Interactions of human papillomavirus type 11 helicase *E1 with host transcription and replication machinery

Human papillomaviruses (HPVs) infect undifferentiated keratinocytes. Viral protein E2 activates viral transcription in undifferentiated keratinocytes, but as keratinocyte differentiation progresses, E2 associates with the viral helicase, E1, at the viral origin to activate vegetative DNA replication. It is not understood how E2's function switches from transcription to replication during keratinocyte differentiation. To investigate the mechanisms surrounding the initiation of viral replication, the interactions of viral proteins E1 and E2 with host transcription and replication factors were investigated.;To study E1's recruitment to the viral replication origin, the interaction between E2 and host transcription factor TATA binding protein (TBP) was considered. In the viral genome, the placement of a TBP binding site adjacent to the E2 binding site indicated that TBP could influence HPV replication. In vitro replication assays using TBP and its carboxy-tenninal version, TBPc, demonstrated that TBP potently inhibits viral replication and that increasing E1 cannot overcome TBP-induced inhibition, indicating that TBP is a non-competitive inhibitor of E1 binding. Though fluorescence anisotropy studies demonstrated a direct interaction between E2 and TBP or TBPc, this could not fully account for the inhibition of replication. Rather, fluorescence anisotropy studies indicate that TBP sterically inhibits E2:DNA binding. It is proposed that host transcription factors regulate HPV DNA replication as well as viral transcription.;After E1:E2 binding at the origin, DNA replication depends on the recruitment of polymerase a (pol-prim).

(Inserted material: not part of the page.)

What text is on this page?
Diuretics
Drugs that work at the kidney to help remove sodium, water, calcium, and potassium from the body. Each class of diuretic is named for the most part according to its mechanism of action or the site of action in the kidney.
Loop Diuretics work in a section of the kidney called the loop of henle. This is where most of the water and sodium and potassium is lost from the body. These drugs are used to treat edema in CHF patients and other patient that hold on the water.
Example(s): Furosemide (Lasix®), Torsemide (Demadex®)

E1 interacts with the p68 subunit of pol-prim, displacing E2, to initiate DNA replication. Here, we show with fluorescence anisotropy studies that p68 aids E1 binding to DNA. Fluorescence anisotropy also demonstrates that p68 and pol-prim bind and bend DNA. To confirm this bending phenomenon, an empirical ruler based on fluorescent resonance energy transfer (FRET) and human TBP-induced DNA bending was created. In concert with spectroscopic and crystallographic results, our results yielded an estimated TBP-induced DNA bend of 107°. FRET experiments using p68 confirmed that p68 bends DNA, and fluorescence anisotropy experiments indicate p68's affinity for A-rich tracts. It is proposed that p68-induced bending may be necessary for replication initiation for a variety of small DNA viruses that depend on pol-prim machinery.